QI Program
Quality Improvement
Dr. Janice Lin oversees the Division’s Quality Improvement (QI) Program. As part of its mission to achieve excellence in patient care, the Division of Immunology and Rheumatology supports a robust program in Quality Improvement. Quality Improvement follows a systematic process of identifying a clinical challenge and its key drivers, designing interventions to improve patient care quality and safety, and implementing these new approaches.
All Rheumatology Fellows are required to complete a quality improvement project as part of their training. The “Realizing Improvement Through Team Empowerment” (RITE) and the “Clinical Effectiveness Leadership Training” (CELT) programs facilitate this training. Fellows join multidisciplinary teams (e.g., immunology-rheumatology fellow, statistician, and faculty member) to focus on a challenge in patient care that they are passionate about solving.

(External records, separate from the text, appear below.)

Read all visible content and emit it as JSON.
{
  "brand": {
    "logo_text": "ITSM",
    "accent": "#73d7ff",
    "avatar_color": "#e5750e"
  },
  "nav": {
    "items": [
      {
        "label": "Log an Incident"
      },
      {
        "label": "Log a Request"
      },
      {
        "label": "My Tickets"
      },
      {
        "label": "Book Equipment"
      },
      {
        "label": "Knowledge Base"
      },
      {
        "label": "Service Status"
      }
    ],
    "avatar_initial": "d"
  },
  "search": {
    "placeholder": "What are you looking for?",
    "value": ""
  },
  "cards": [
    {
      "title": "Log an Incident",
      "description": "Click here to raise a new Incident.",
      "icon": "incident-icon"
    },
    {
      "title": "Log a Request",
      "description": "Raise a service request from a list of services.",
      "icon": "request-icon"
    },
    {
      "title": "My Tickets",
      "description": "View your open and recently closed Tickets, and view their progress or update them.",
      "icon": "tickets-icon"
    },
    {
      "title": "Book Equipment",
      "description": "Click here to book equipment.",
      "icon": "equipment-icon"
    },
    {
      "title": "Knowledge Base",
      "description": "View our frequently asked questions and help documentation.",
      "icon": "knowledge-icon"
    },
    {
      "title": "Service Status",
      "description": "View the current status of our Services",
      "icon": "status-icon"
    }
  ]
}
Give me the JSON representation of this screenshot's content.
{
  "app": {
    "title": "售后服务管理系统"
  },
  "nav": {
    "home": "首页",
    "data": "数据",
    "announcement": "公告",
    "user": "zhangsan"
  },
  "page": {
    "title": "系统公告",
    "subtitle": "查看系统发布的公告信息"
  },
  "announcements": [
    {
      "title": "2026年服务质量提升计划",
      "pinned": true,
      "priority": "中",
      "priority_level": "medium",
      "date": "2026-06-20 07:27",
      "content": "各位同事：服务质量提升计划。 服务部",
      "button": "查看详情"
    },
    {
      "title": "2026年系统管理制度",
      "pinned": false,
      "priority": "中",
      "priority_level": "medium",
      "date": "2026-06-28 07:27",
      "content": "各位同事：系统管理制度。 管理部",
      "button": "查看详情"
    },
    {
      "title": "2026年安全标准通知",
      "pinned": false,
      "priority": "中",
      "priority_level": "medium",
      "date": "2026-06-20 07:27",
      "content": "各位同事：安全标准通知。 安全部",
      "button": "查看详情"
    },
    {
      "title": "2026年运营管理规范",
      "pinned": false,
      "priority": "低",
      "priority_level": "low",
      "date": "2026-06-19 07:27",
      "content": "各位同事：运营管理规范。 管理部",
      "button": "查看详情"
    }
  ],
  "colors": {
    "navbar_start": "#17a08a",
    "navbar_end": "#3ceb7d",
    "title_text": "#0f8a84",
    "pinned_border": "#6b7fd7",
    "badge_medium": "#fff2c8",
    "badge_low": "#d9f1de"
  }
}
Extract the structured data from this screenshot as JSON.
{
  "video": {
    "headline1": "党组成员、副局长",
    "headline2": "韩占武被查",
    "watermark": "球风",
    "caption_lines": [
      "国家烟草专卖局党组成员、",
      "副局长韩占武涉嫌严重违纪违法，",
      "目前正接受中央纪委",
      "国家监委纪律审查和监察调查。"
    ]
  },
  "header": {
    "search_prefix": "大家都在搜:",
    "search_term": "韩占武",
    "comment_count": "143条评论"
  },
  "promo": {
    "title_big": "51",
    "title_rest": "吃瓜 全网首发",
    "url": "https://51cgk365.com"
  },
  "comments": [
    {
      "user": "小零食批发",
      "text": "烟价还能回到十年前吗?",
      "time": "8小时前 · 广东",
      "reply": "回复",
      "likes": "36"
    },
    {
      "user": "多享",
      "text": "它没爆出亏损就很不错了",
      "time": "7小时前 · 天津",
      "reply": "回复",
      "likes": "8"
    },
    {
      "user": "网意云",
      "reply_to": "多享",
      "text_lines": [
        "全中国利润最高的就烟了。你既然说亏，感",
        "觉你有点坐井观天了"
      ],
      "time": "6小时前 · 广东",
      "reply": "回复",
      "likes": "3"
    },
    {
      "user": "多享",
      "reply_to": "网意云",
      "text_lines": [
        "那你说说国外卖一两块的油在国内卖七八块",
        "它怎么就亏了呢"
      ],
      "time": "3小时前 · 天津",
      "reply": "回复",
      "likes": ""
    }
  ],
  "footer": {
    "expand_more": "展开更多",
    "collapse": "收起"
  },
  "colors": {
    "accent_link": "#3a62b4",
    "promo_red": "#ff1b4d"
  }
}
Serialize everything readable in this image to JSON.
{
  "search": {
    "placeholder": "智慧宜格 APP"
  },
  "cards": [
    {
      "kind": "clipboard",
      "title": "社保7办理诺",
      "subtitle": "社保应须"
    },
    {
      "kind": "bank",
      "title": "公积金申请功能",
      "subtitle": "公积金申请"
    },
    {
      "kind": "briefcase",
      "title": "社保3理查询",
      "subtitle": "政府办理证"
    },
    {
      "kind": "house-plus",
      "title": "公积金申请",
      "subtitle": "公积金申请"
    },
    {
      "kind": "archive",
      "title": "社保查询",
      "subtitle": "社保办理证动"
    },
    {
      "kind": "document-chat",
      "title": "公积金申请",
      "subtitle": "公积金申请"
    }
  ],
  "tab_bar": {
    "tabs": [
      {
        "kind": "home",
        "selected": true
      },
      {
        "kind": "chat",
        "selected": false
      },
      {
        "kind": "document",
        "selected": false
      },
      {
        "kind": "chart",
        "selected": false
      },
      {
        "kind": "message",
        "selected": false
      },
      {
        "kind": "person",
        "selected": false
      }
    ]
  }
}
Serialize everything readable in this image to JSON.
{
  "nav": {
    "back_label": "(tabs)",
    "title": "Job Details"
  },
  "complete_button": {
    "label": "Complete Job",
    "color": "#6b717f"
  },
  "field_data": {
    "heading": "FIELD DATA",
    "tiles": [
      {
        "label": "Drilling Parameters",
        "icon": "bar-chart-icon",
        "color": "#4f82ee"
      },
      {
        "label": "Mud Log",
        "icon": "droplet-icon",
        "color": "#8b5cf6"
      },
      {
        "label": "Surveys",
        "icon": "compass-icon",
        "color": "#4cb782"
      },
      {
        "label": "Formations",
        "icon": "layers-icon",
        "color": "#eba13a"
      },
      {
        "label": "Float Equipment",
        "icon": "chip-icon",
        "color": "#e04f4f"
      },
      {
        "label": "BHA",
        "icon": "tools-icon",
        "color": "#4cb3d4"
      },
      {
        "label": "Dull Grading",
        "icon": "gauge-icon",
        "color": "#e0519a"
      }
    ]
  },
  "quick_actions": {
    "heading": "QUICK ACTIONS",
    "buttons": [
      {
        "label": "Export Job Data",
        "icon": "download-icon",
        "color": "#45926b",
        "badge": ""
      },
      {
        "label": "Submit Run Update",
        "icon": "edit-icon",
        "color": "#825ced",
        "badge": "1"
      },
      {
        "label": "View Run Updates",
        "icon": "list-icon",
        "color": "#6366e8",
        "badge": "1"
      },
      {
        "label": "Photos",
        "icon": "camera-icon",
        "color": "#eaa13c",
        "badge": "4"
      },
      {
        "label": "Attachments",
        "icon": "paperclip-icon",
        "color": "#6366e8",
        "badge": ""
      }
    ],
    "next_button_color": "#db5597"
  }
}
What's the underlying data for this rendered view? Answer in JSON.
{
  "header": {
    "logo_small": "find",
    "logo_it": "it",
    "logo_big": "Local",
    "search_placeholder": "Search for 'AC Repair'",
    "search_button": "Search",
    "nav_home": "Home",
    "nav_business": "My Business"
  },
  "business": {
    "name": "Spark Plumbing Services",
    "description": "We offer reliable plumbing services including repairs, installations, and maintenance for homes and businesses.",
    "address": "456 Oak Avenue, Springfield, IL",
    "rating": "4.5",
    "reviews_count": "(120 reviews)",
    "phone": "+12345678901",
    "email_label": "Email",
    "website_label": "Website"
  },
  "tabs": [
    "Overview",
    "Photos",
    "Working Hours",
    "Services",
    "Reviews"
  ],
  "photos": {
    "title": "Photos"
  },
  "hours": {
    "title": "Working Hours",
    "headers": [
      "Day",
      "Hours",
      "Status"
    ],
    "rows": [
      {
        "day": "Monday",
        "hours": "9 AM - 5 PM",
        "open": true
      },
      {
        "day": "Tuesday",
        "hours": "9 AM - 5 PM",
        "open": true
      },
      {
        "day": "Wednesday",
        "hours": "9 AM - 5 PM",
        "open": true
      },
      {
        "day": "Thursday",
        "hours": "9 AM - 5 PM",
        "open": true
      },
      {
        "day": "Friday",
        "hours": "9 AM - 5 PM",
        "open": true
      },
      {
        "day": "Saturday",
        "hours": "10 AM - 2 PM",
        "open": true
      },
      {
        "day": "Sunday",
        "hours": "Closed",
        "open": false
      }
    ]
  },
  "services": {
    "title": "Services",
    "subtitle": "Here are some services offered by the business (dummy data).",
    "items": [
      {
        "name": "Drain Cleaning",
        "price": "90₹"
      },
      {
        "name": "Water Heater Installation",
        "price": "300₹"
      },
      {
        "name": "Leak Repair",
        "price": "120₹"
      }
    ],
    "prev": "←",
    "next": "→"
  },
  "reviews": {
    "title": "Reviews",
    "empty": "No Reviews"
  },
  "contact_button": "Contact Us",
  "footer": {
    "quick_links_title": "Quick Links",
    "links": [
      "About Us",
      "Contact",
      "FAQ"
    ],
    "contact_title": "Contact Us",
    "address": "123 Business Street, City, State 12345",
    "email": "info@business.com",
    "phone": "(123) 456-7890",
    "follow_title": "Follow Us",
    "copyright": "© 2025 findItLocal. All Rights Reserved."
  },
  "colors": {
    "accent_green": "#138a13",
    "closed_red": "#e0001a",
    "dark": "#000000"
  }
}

Examples of Quality Improvement Projects:
- Expediting rheumatoid arthritis clinic visits
- Increasing seasonal influenza vaccinations in rheumatology patients
- Managing corticosteroid side effects to improve bone health
RAPID3:
Patient visits for rheumatoid arthritis treatment were streamlined by incorporating the RAPID3 (Routine Assessment of Patient Index Data 3), a rheumatoid arthritis multi-dimensional disease questionnaire filled out by the patient. Through this project, the patient completes a questionnaire before their visit, and the responses are populated in the rheumatologist’s notes, allowing more time to discuss the patient’s treatment. Years after this QuaIity Improvement project was completed, the response rate for this questionnaire is over 80%.
Increasing seasonal influenza vaccinations:
Seasonal influenza vaccinations are important for rheumatology patients who are immunocompromised due to their treatments. This project tracked rheumatology clinic patients’ flu vaccinations with the goal of educating patients who had declined vaccinations about the significant benefit that the flu vaccine can provide them. Another approach to improving flu vaccination rates was to contact rheumatology clinic patients to inform them about Stanford primary care’s mobile influenza vaccination clinics so that patients did not have to travel to Stanford for their flu shots.
Managing corticosteroid side effects:
Corticosteroids used to treat rheumatologic diseases can cause osteoporosis and lower bone density. The QI team focused their efforts on educating and helping our clinicians to order bone density scans in at-risk patients. In addition, a prednisone order set was created to include bone density scans for osteoporosis and referral to endocrinology to streamline care when prednisone is prescribed. This Quality Improvement project increased the percentage of patients who received bone density scans to manage this side effect of their corticosteroid treatments.